Torch.var() and torch.std() return nan

jmaronas · March 4, 2019, 2:27pm

When torch tensor has only one element this call returns a nan where it should return a 0.

import torch
a=torch.tensor([0.2550])
print(a.var())

albanD · March 4, 2019, 2:32pm

Hi,

Isn’t the variance based on a set of n samples supposed to be:

var = sum_i (x_i - mean(x)) / (n-1)

jmaronas · March 4, 2019, 2:52pm

well, that is the unbiased estimate of the maximum likelihood estimator of the variance of a Gaussian distribution as far as I know. The empirical variance is defined as:

1/N sum_i (xi -mean)**2

edit: I have checked over the internet and it seems that, under certain conditions, the unbiased estimate of the variance you mentioned also holds

rasbt · March 4, 2019, 3:26pm

Sorry for nitpicking, but the variance is defined as E[(population mean - x)^2] and both formulas above are for empirical variances. But like you said, one is a biased and one an unbiased estimator.

I would prefer if PyTorch would implement the biased estimator without the Bessel’s correction term by default as it would then be similar to NumPy and would avoid the division by zero. In 99.9% of the cases in DL, we don’t care about biased/unbiased estimates of the variance anyway because our goal is to have unit variance for other numerical reasons.

That being said, I just see that it’s possible to turn it off:

function:: var(input, dim, keepdim=False, unbiased=True, out=None)

jmaronas · March 4, 2019, 3:32pm

In pattern recognition and machine learning from Bishop page 94 I checked that this formula is the variance of the maximum likelihood estimate of a Gaussian distribution.

The empirical variance is defined as I mentioned, because in the limit of N->infinite it will converge to the true variance definition… Empirical statistics are statistics computed over the empirical distribution, instead of the true one. You could see it as a monte carlo estimate of the true variance.

rasbt · March 4, 2019, 3:44pm

Will check later, but like you said, he is probably talking about an estimate (hence empirical). Gaussian distribution is is not involving discrete variables, hence you need an integral to define the non-empirical variance. So, everything with a “sum” is empirical as it is over a sample.

But in any case, this is beside the main point you raise with the 1/(n-1) term.
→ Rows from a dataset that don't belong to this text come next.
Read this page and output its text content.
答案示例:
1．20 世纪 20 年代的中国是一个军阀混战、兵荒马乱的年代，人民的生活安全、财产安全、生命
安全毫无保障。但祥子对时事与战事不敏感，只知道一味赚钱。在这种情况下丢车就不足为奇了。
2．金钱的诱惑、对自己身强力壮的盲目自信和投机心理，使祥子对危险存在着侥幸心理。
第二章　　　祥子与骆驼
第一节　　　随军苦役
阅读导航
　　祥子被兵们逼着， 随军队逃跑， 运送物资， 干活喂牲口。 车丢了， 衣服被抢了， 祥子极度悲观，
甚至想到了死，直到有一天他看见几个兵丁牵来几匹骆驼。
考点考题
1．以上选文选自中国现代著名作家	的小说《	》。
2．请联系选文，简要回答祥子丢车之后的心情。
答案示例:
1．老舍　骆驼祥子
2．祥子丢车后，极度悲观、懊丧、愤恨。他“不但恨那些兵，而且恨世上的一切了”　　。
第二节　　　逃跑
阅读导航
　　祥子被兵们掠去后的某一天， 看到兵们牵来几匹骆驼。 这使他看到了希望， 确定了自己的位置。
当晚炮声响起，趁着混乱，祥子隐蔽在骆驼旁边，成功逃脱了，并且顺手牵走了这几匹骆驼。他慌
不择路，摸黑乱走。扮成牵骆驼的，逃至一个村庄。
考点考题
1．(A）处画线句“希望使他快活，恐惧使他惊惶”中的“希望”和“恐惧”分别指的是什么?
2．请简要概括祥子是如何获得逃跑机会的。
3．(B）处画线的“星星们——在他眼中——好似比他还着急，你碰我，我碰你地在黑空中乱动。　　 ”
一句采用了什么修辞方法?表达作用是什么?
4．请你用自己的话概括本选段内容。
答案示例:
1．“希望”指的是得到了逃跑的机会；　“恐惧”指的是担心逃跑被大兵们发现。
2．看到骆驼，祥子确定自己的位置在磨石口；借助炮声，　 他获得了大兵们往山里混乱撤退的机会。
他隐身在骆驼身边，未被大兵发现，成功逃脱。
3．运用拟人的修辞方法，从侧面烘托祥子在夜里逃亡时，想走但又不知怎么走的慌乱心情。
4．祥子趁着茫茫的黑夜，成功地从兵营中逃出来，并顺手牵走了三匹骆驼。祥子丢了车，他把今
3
jmaronas · March 4, 2019, 3:51pm

Yes, that correction can be applied. Anyway I think that the empirical variance should be computed as I mentioned or at least make it explicit in the documentation.

rasbt · March 4, 2019, 3:56pm

I agree with you that “1/N sum_i (xi -mean)**2” should be the default. Then it would also avoid the “nan” issue you encounter by default (plus be more intuitive for people coming from NumPy)

Just checking the documentation:

.. function:: var(input, dim, keepdim=False, unbiased=True, out=None) -> Tensor
...
If :attr:`unbiased` is ``False``, then the variance will be calculated via the
biased estimator. Otherwise, Bessel's correction will be used.

Args:
...
    unbiased (bool): whether to use the unbiased estimation or not
...

It is mentioned there though.